Factors responsible for concentrating ascorbate in the alveolar extracellular fluid remain largely unknown. Mammalian facilitative hexose transporters are a significant pathway for the cellular uptake and accumulation of vitamin C. In fact, interactions between transport of ascorbate/dihydroascorbate and glucose/hexose as a regulatory feature have been suggested in work with rabbit ciliary epithelium (31), human neutrophils (32), and oocytes expressing mammalian transport proteins (33). Blood ascorbate levels have even been implicated in the control of glucose-directed insulin secretion from pancreatic islet cells (34). Although limited, the present data on ascorbate concentrations in the lavage fluid, lung homogenates and blood are suggestive of a transport mechanism in which plasma ascorbate is mobilized via lung capillaries to replenish the ascorbate being consumed in the bronchoalveolar lining fluid. The systemic remobilization of ascorbate and vitamin E have been observed under conditions of dietary restriction (35), or oxidant challenges to the lung (36, 37).

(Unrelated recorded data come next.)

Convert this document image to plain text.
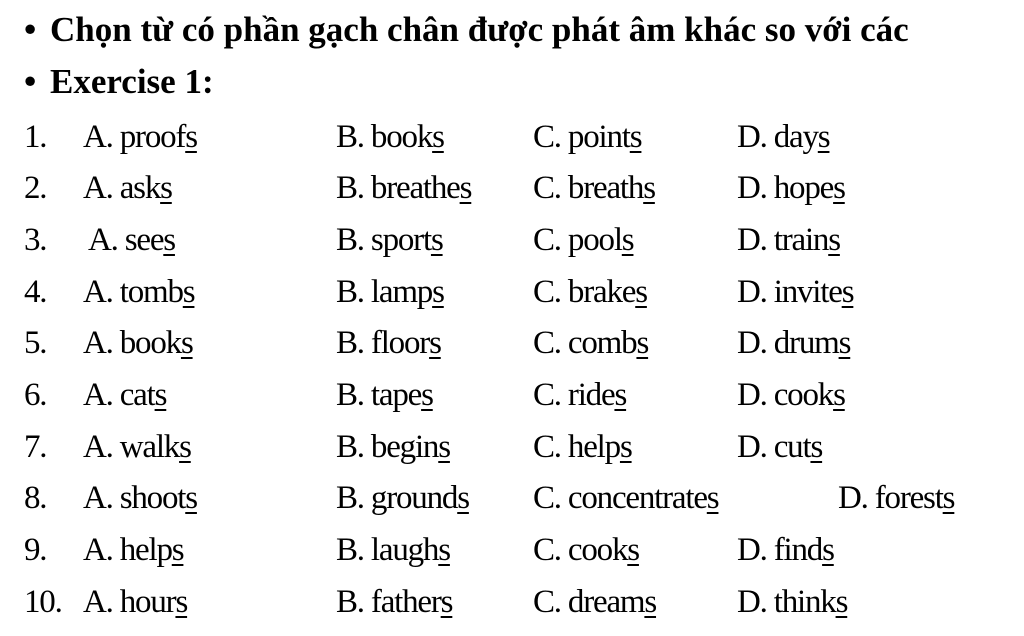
• Chọn từ có phần gạch chân được phát âm khác so với các
• Exercise 1:
1. A. proofs	B. books	C. points	D. days
2. A. asks	B. breathes C. breaths D. hopes
3. A. sees	B. sports	C. pools	D. trains
4. A. tombs	B. lamps	C. brakes	D. invites
5. A. books	B. floors	C. combs	D. drums
6. A. cats	B. tapes	C. rides	D. cooks
7. A. walks	B. begins	C. helps	D. cuts
8. A. shoots	B. grounds C. concentrates	D. forests
9. A. helps	B. laughs	C. cooks	D. finds
10. A. hours	B. fathers C. dreams D. thinks
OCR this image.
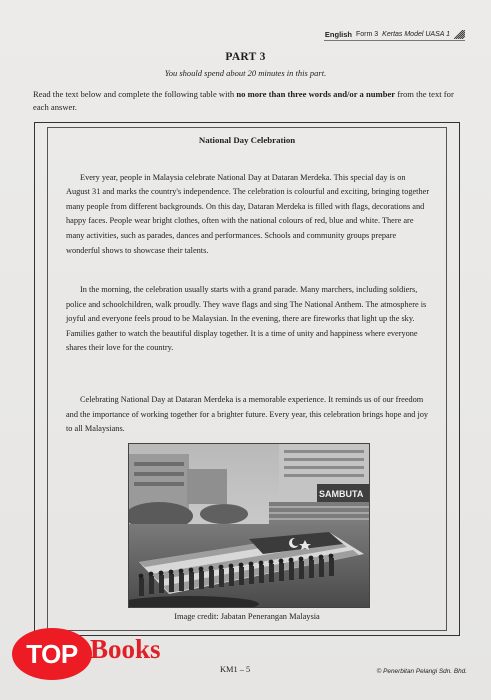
English Form 3 Kertas Model UASA 1
PART 3
You should spend about 20 minutes in this part.
Read the text below and complete the following table with no more than three words and/or a number from the text for each answer.
National Day Celebration
Every year, people in Malaysia celebrate National Day at Dataran Merdeka. This special day is on August 31 and marks the country's independence. The celebration is colourful and exciting, bringing together many people from different backgrounds. On this day, Dataran Merdeka is filled with flags, decorations and happy faces. People wear bright clothes, often with the national colours of red, blue and white. There are many activities, such as parades, dances and performances. Schools and community groups prepare wonderful shows to showcase their talents.
In the morning, the celebration usually starts with a grand parade. Many marchers, including soldiers, police and schoolchildren, walk proudly. They wave flags and sing The National Anthem. The atmosphere is joyful and everyone feels proud to be Malaysian. In the evening, there are fireworks that light up the sky. Families gather to watch the beautiful display together. It is a time of unity and happiness where everyone shares their love for the country.
Celebrating National Day at Dataran Merdeka is a memorable experience. It reminds us of our freedom and the importance of working together for a brighter future. Every year, this celebration brings hope and joy to all Malaysians.
SAMBUTA
Image credit: Jabatan Penerangan Malaysia
TOP Books
KM1 – 5	© Penerbitan Pelangi Sdn. Bhd.
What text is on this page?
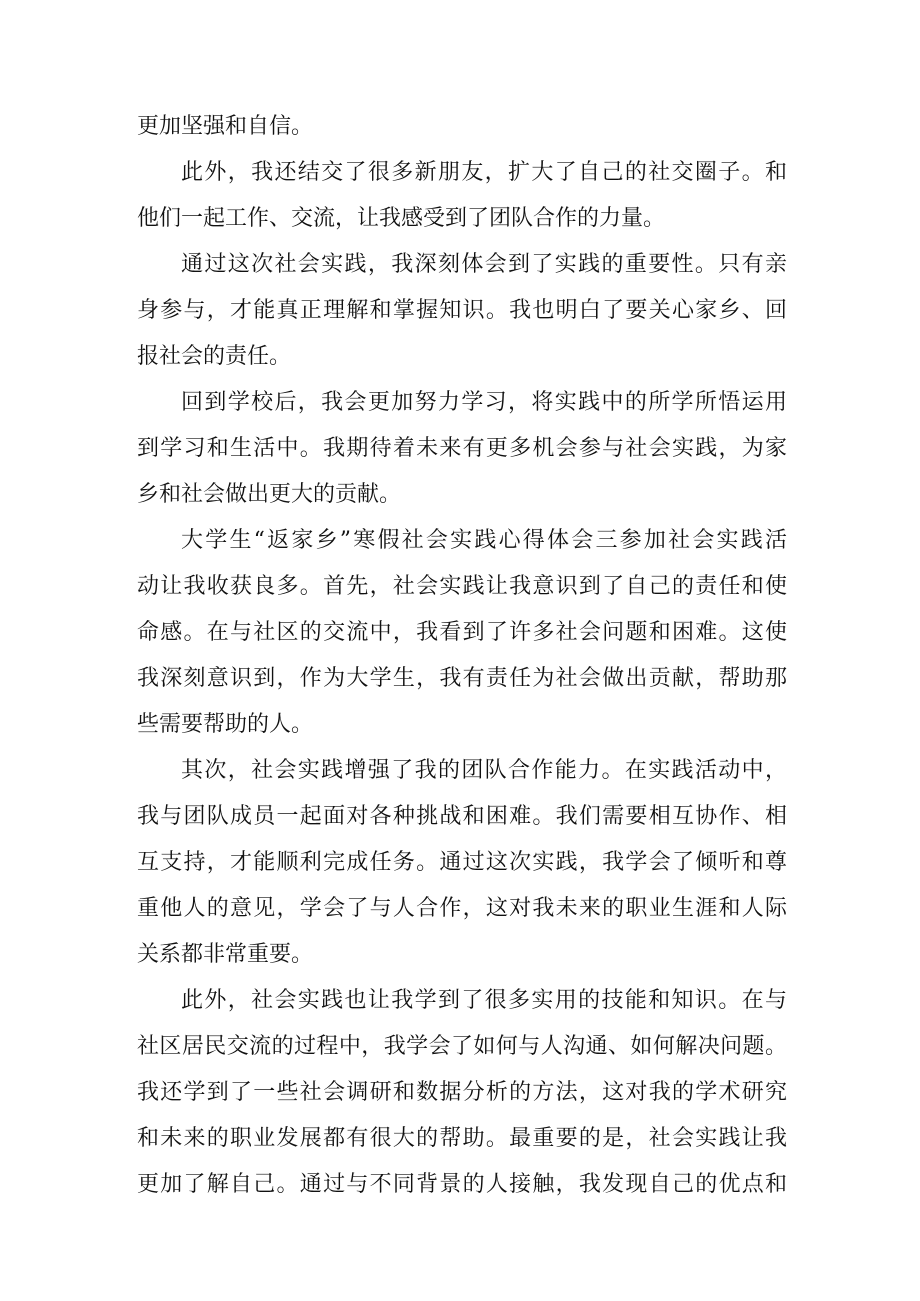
更加坚强和自信。
此外，我还结交了很多新朋友，扩大了自己的社交圈子。和
他们一起工作、交流，让我感受到了团队合作的力量。
通过这次社会实践，我深刻体会到了实践的重要性。只有亲
身参与，才能真正理解和掌握知识。我也明白了要关心家乡、回
报社会的责任。
回到学校后，我会更加努力学习，将实践中的所学所悟运用
到学习和生活中。我期待着未来有更多机会参与社会实践，为家
乡和社会做出更大的贡献。
大学生“返家乡”寒假社会实践心得体会三参加社会实践活
动让我收获良多。首先，社会实践让我意识到了自己的责任和使
命感。在与社区的交流中，我看到了许多社会问题和困难。这使
我深刻意识到，作为大学生，我有责任为社会做出贡献，帮助那
些需要帮助的人。
其次，社会实践增强了我的团队合作能力。在实践活动中，
我与团队成员一起面对各种挑战和困难。我们需要相互协作、相
互支持，才能顺利完成任务。通过这次实践，我学会了倾听和尊
重他人的意见，学会了与人合作，这对我未来的职业生涯和人际
关系都非常重要。
此外，社会实践也让我学到了很多实用的技能和知识。在与
社区居民交流的过程中，我学会了如何与人沟通、如何解决问题。
我还学到了一些社会调研和数据分析的方法，这对我的学术研究
和未来的职业发展都有很大的帮助。最重要的是，社会实践让我
更加了解自己。通过与不同背景的人接触，我发现自己的优点和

In conclusion, we demonstrate that feed restriction, via enhancing pulmonary antioxidant status, protects against lung toxicity. We cannot preclude the possibility that alterations in oxidant status or other biochemical alterations due to feed restriction may also influence cellular processes which influence O₃ toxicity, such as corticosteroid production (3), and further studies will be required to elaborate these possibilities.